Accuracy and Privacy

Regular updates about the Census and its plans for data publication in 2020

April 1, 2020, Census Day. It seems far away, and eclipsed by other large, political events taking place the same year. But decisions are being made now about how the data collected from the census will be published.

From apportionment and legislative redistricting, to urban planning and economic development, to social science research and journalism, census data is a basemap of public life. But the way these data are released is going to change in 2020 as the Census Bureau adopts a new “formal privacy” framework to protect respondents' confidentiality.

I recently published a story in the New York Times about these plans, but reserved the technical details for a different forum. Hence this weekly (fingers crossed) email.

The Census Bureau is required by Title 13 of the U.S. Code to keep our data private. They are in the business of publishing aggregate statistics and are not allowed to release data that identifies individuals.

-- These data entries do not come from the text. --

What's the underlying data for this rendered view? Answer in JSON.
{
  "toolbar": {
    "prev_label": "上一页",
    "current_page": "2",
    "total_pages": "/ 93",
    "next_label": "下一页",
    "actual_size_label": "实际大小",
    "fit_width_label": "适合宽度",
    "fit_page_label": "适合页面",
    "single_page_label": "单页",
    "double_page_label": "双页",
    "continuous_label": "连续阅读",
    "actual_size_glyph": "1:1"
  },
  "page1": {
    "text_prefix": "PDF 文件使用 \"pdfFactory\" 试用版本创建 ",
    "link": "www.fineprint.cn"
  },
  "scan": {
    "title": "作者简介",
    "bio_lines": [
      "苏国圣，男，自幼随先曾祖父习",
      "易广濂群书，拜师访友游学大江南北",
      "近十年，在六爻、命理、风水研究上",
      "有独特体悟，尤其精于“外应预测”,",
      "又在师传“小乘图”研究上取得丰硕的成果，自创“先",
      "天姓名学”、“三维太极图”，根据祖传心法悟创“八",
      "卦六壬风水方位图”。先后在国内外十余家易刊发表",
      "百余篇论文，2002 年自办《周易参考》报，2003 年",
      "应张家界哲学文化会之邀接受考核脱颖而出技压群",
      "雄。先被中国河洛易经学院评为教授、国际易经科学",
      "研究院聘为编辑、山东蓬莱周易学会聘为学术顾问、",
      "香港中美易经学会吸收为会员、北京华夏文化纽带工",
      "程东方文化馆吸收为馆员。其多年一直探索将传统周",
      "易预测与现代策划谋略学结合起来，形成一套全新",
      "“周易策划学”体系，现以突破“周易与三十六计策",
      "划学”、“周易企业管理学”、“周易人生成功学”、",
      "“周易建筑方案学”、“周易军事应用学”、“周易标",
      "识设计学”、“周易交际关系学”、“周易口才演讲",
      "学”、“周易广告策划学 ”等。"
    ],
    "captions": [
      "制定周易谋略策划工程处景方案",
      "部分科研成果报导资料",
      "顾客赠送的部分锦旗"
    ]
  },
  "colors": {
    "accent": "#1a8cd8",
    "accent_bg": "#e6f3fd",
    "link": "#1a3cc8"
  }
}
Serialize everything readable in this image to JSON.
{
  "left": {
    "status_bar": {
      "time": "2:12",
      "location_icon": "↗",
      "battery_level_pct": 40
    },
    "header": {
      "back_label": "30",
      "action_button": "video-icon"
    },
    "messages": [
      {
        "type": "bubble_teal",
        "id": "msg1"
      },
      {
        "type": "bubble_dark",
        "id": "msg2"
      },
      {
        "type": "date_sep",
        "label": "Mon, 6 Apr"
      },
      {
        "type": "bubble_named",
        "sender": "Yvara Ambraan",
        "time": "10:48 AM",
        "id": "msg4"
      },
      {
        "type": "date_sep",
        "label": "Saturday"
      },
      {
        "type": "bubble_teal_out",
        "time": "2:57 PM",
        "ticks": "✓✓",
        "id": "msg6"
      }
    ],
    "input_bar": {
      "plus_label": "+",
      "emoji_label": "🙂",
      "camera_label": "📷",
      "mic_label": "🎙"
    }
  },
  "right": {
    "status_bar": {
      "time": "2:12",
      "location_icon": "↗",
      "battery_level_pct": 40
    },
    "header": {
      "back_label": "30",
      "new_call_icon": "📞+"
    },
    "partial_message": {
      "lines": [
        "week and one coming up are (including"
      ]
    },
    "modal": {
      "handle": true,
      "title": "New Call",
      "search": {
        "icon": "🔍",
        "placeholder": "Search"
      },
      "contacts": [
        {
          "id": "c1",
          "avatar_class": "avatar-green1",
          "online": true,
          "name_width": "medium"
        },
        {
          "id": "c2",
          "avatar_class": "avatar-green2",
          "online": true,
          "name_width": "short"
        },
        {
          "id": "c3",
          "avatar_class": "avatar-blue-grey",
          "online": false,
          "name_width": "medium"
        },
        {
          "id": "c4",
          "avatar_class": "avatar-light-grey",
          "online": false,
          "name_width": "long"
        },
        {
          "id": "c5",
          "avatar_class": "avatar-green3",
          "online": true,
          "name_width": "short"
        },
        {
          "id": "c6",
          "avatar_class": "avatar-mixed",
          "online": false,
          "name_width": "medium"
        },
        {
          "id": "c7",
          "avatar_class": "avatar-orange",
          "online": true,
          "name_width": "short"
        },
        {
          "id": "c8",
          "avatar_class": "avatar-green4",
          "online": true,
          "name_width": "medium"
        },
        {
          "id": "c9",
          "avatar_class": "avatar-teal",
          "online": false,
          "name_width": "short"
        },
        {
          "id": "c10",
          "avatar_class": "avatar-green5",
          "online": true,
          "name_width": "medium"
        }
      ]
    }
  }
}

The bureau takes various steps to comply with this mandate, but there are new concerns that the larger data ecosystem we now live in makes the bureau’s previous “disclosure limitation” procedures ineffective.

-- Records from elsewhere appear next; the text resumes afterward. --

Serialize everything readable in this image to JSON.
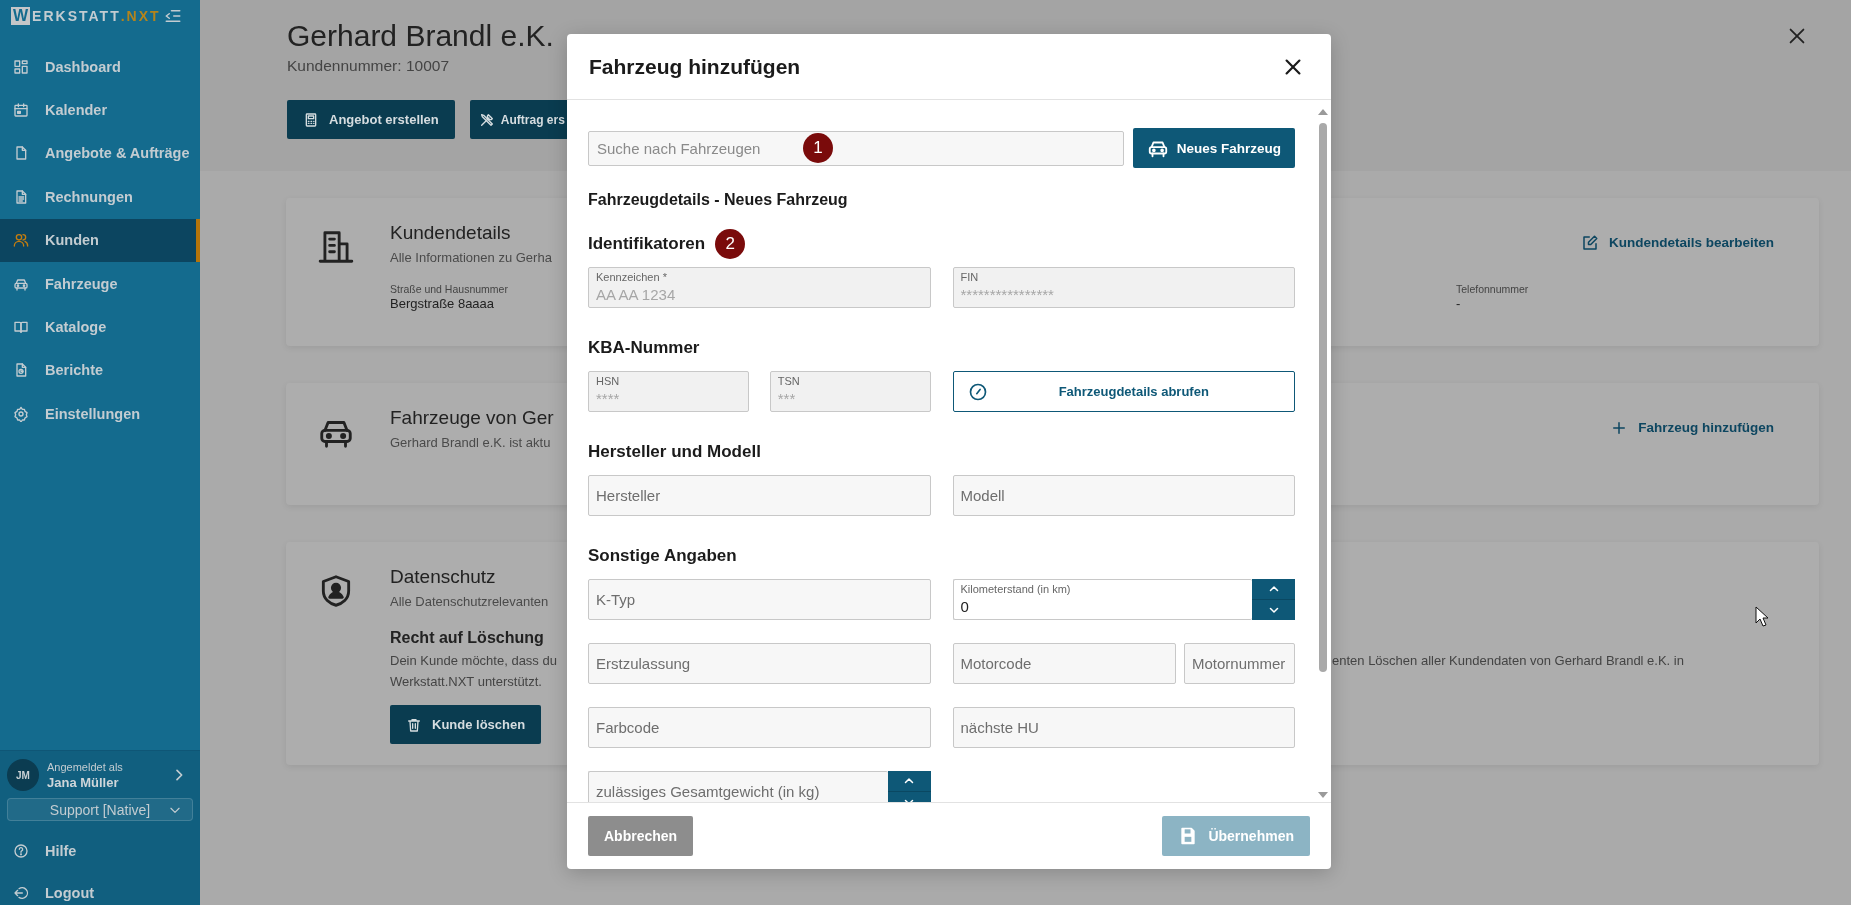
{
  "sidebar": {
    "logo": {
      "initial": "W",
      "name": "ERKSTATT",
      "suffix": ".NXT"
    },
    "items": [
      {
        "label": "Dashboard",
        "selected": false
      },
      {
        "label": "Kalender",
        "selected": false
      },
      {
        "label": "Angebote & Aufträge",
        "selected": false
      },
      {
        "label": "Rechnungen",
        "selected": false
      },
      {
        "label": "Kunden",
        "selected": true
      },
      {
        "label": "Fahrzeuge",
        "selected": false
      },
      {
        "label": "Kataloge",
        "selected": false
      },
      {
        "label": "Berichte",
        "selected": false
      },
      {
        "label": "Einstellungen",
        "selected": false
      }
    ],
    "user": {
      "initials": "JM",
      "caption": "Angemeldet als",
      "name": "Jana Müller"
    },
    "role_select": {
      "value": "Support [Native]"
    },
    "footer_items": [
      {
        "label": "Hilfe"
      },
      {
        "label": "Logout"
      }
    ]
  },
  "customer": {
    "name": "Gerhard Brandl e.K.",
    "number": "Kundennummer: 10007",
    "actions": [
      {
        "label": "Angebot erstellen"
      },
      {
        "label": "Auftrag ers"
      }
    ]
  },
  "cards": [
    {
      "title": "Kundendetails",
      "subtitle": "Alle Informationen zu Gerha",
      "fields": [
        {
          "label": "Straße und Hausnummer",
          "value": "Bergstraße 8aaaa"
        }
      ],
      "action": {
        "label": "Kundendetails bearbeiten"
      },
      "right_fields": [
        {
          "label": "Telefonnummer",
          "value": "-"
        }
      ]
    },
    {
      "title": "Fahrzeuge von Ger",
      "subtitle": "Gerhard Brandl e.K. ist aktu",
      "action": {
        "label": "Fahrzeug hinzufügen"
      }
    },
    {
      "title": "Datenschutz",
      "subtitle": "Alle Datenschutzrelevanten",
      "section_title": "Recht auf Löschung",
      "text_left": [
        "Dein Kunde möchte, dass du",
        "Werkstatt.NXT unterstützt."
      ],
      "text_right": "enten Löschen aller Kundendaten von Gerhard Brandl e.K. in",
      "button": {
        "label": "Kunde löschen"
      }
    }
  ],
  "modal": {
    "title": "Fahrzeug hinzufügen",
    "search": {
      "placeholder": "Suche nach Fahrzeugen",
      "badge": "1"
    },
    "new_button": {
      "label": "Neues Fahrzeug"
    },
    "subtitle": "Fahrzeugdetails - Neues Fahrzeug",
    "sections": [
      {
        "title": "Identifikatoren",
        "badge": "2",
        "rows": [
          {
            "left": [
              {
                "kind": "labeled",
                "label": "Kennzeichen *",
                "placeholder": "AA AA 1234"
              }
            ],
            "right": [
              {
                "kind": "labeled",
                "label": "FIN",
                "placeholder": "****************"
              }
            ]
          }
        ]
      },
      {
        "title": "KBA-Nummer",
        "rows": [
          {
            "left": [
              {
                "kind": "labeled",
                "label": "HSN",
                "placeholder": "****"
              },
              {
                "kind": "labeled",
                "label": "TSN",
                "placeholder": "***"
              }
            ],
            "right": [
              {
                "kind": "button",
                "label": "Fahrzeugdetails abrufen"
              }
            ]
          }
        ]
      },
      {
        "title": "Hersteller und Modell",
        "rows": [
          {
            "left": [
              {
                "kind": "text",
                "placeholder": "Hersteller"
              }
            ],
            "right": [
              {
                "kind": "text",
                "placeholder": "Modell"
              }
            ]
          }
        ]
      },
      {
        "title": "Sonstige Angaben",
        "rows": [
          {
            "left": [
              {
                "kind": "text",
                "placeholder": "K-Typ"
              }
            ],
            "right": [
              {
                "kind": "number",
                "label": "Kilometerstand (in km)",
                "value": "0"
              }
            ]
          },
          {
            "left": [
              {
                "kind": "text",
                "placeholder": "Erstzulassung"
              }
            ],
            "right": [
              {
                "kind": "text",
                "placeholder": "Motorcode"
              },
              {
                "kind": "text",
                "placeholder": "Motornummer"
              }
            ]
          },
          {
            "left": [
              {
                "kind": "text",
                "placeholder": "Farbcode"
              }
            ],
            "right": [
              {
                "kind": "text",
                "placeholder": "nächste HU"
              }
            ]
          },
          {
            "left": [
              {
                "kind": "number",
                "placeholder": "zulässiges Gesamtgewicht (in kg)"
              }
            ]
          }
        ]
      }
    ],
    "buttons": [
      {
        "label": "Abbrechen",
        "kind": "secondary",
        "disabled": false
      },
      {
        "label": "Übernehmen",
        "kind": "primary",
        "disabled": true
      }
    ]
  }
}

For me, regular writing is new. I am a statistician by training and only masquerading as a journalist. But I feel qualified to report on these issues — I first experienced the sometimes scratchy interface between pristine mathematics and the practical requirements of their implementation because of the census.

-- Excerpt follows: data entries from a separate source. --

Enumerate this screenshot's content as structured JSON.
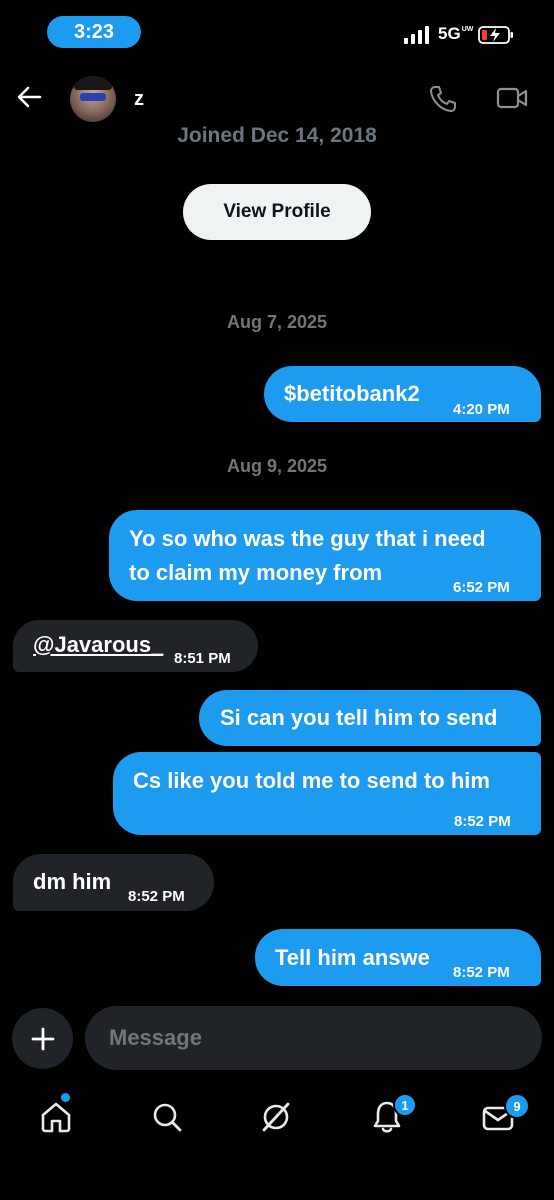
{
  "status_bar": {
    "time": "3:23",
    "network": "5G",
    "network_suffix": "UW"
  },
  "header": {
    "username": "z",
    "joined": "Joined Dec 14, 2018",
    "view_profile_label": "View Profile"
  },
  "dates": [
    "Aug 7, 2025",
    "Aug 9, 2025"
  ],
  "messages": [
    {
      "direction": "out",
      "lines": [
        "$betitobank2"
      ],
      "time": "4:20 PM"
    },
    {
      "direction": "out",
      "lines": [
        "Yo so who was the guy that i need",
        "to claim my money from"
      ],
      "time": "6:52 PM"
    },
    {
      "direction": "in",
      "lines": [
        "@Javarous_"
      ],
      "time": "8:51 PM"
    },
    {
      "direction": "out",
      "lines": [
        "Si can you tell him to send"
      ],
      "time": ""
    },
    {
      "direction": "out",
      "lines": [
        "Cs like you told me to send to him"
      ],
      "time": "8:52 PM"
    },
    {
      "direction": "in",
      "lines": [
        "dm him"
      ],
      "time": "8:52 PM"
    },
    {
      "direction": "out",
      "lines": [
        "Tell him answe"
      ],
      "time": "8:52 PM"
    }
  ],
  "composer": {
    "placeholder": "Message"
  },
  "tab_bar": {
    "items": [
      "home-icon",
      "search-icon",
      "grok-icon",
      "notifications-icon",
      "messages-icon"
    ],
    "notifications_badge": "1",
    "messages_badge": "9"
  },
  "colors": {
    "accent": "#1d9bf0",
    "incoming_bubble": "#202327",
    "background": "#000000"
  }
}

While I was still a graduate student, I helped a team of my faculty working as expert witnesses on a lawsuit filed against the Commerce Department about the bureau’s plans to adjust the 1990 count. I was approached to help out with the computation they needed to evaluate statistical adjustment procedures developed by the bureau. (The final report was submitted as evidence, prompting lawyers to talk about logspline density estimation!)

It’s hard to admit, but at that stage in my training, I had never seen a statistical application with any consequences. Nor had I seen significant disagreement between academics. In this situation, it was my faculty one side and people whose names were assigned to important estimators and statistical methods on the other. I was young and had never experienced anything like this before.

But the same kinds of concerns are playing out now, with the mathematical guarantees of a formal privacy mechanism trading off against the concerns of end users of census numbers. The debate is often technical and I will try to explain the issues as best I can. There is a lot at stake and I have been told by many that the privacy issues related to census data — and the ways the bureau will resolve them — will, no doubt, again end up in court.

I hope someone finds this useful. At very least it will help me organize my thoughts.